28 Şubat soruşturması kapsamında tutuklanarak Sincan F Tipi Cezaevi’ne konulan dönemin Genelkurmay 2. Başkanı emekli Orgeneral Çevik Bir, savcıya verdiği ifadede, o süreçte TSK’dan atılan subaylar için “temizledik” dedi. Hakim ve savcılara brifing vermeyi TSK’nın görevleri arasında sayan Bir’in, fişlemelerle ilgili soru üzerine “belgelerden haberinin olmadığını altında çalışan personelin çalışmaları olabileceği” cevabı verdi. 28 Şubat sürecinde Amerika’da yaptığı görüşmelerde ‘darbe için icazet isteyip istemediği” de sorulan Çevik Bir “Çok zaman geçti tam hatırlamıyorum” cevabı verdi.
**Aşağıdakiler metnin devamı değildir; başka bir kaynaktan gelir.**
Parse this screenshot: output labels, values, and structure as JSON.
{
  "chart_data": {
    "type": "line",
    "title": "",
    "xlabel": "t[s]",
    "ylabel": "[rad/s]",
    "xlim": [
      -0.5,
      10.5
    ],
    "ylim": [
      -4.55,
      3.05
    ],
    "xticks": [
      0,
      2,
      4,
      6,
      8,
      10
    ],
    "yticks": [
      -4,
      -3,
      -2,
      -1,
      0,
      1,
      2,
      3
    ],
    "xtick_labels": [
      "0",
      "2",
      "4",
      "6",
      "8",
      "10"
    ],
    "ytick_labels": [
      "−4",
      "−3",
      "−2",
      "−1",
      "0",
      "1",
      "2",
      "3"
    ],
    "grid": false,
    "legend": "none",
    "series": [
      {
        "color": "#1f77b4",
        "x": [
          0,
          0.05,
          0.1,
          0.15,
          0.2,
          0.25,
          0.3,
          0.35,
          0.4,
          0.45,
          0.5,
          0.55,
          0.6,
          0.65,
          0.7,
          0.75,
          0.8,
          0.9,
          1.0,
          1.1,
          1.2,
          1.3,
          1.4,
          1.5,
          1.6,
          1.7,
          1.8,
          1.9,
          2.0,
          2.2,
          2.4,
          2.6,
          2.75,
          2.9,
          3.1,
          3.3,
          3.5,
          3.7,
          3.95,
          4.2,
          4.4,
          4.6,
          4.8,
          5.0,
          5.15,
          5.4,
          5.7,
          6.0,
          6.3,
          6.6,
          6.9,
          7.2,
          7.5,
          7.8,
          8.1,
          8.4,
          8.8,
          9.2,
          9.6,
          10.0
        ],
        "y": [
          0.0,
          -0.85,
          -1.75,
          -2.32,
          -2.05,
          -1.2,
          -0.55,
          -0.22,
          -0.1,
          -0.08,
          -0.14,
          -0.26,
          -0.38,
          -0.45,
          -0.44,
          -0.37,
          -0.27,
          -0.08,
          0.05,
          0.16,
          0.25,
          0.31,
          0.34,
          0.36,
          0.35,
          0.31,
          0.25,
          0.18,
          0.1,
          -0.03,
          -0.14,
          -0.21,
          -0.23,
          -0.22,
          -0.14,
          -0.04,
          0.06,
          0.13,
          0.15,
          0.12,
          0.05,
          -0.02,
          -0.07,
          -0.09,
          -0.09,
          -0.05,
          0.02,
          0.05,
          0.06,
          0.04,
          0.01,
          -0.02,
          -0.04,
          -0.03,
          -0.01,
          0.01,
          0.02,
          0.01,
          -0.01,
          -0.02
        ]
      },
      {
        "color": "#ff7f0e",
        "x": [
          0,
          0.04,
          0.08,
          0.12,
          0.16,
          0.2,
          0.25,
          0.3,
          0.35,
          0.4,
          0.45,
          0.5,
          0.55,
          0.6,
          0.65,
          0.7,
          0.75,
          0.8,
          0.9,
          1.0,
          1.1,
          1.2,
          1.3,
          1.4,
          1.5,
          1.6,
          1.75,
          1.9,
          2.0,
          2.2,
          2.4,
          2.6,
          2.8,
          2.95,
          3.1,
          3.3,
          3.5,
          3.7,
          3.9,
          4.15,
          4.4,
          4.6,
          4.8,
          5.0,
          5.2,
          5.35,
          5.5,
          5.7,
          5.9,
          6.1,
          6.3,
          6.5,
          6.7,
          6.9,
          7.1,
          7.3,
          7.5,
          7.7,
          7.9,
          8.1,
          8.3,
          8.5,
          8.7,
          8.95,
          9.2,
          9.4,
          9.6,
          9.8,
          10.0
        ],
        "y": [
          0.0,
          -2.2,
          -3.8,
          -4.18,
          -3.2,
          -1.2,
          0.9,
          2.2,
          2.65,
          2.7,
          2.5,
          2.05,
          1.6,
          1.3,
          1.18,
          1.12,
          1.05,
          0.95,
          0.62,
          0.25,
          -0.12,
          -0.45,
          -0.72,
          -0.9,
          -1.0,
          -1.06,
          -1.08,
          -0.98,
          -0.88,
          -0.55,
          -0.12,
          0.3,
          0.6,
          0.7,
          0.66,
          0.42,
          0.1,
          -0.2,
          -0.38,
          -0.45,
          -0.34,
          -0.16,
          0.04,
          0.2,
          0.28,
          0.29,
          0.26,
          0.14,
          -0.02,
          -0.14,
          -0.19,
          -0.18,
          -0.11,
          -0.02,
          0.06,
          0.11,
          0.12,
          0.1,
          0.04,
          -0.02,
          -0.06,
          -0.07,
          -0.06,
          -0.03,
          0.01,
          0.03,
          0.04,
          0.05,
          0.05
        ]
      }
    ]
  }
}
O, astlarını astları da onu suçladı

28 Şubat süreciyle ilgili soruşturma tüm hızıyla devam ederken dönemin Genelkurmay 2. Başkanı Çevik Bir’in savcılık tarafında yapılan sorgusunda 28 Şubat sürecine ilişkin çarpıcı açıklamalar yaptığı ortaya çıktı. Savcı Bilgili’nin sorduğu bir çok belge ve dokümanlar için “Söz konusu belgeden haberim yok. Personel çalışması olabilir” şeklinde cevap veren Bir’in fişlemelerle ilgili belgelerde altında çalıştırdığı personeli adres göstermesi dikkat çekti. Çevik Bir’in bu ifadelerine karşılık Bir’in emrinde çalışan bir çok subay ise 28 Şubat çalışmalarını ‘emir ve talimat’ doğrultusunda gerçekleştirdiğini belirterek kendisini işaret etti.

‘Ordudan atılır, temizlenir’

Çevik Bir’in savcılık sorgusunda ordudan atılan personelle ilgili sorular da gündeme gelirken, Bir konuyu ‘temizlik’ olarak değerlendirdi. Savcının “İrticai görüş ve eğilime sahip olmak ne demektir? Bir kişinin irticai görüş ve eğilime sahip olduğunu nasıl tespit ettiniz? Bu personelin temizlenmesinden kastedilen nedir? Bu husus planlanan bir askeri müdahaleye engel olacağına inanılan personelin tasfiyesi için öngörülen bir yol mudur?” sorusu karşısında Bir, “Aşırı dinci anlamında kullanılmaktadır. Bu konuda personel askeri şura kararı ile atılır. Temizlenir” dediği belirtildi.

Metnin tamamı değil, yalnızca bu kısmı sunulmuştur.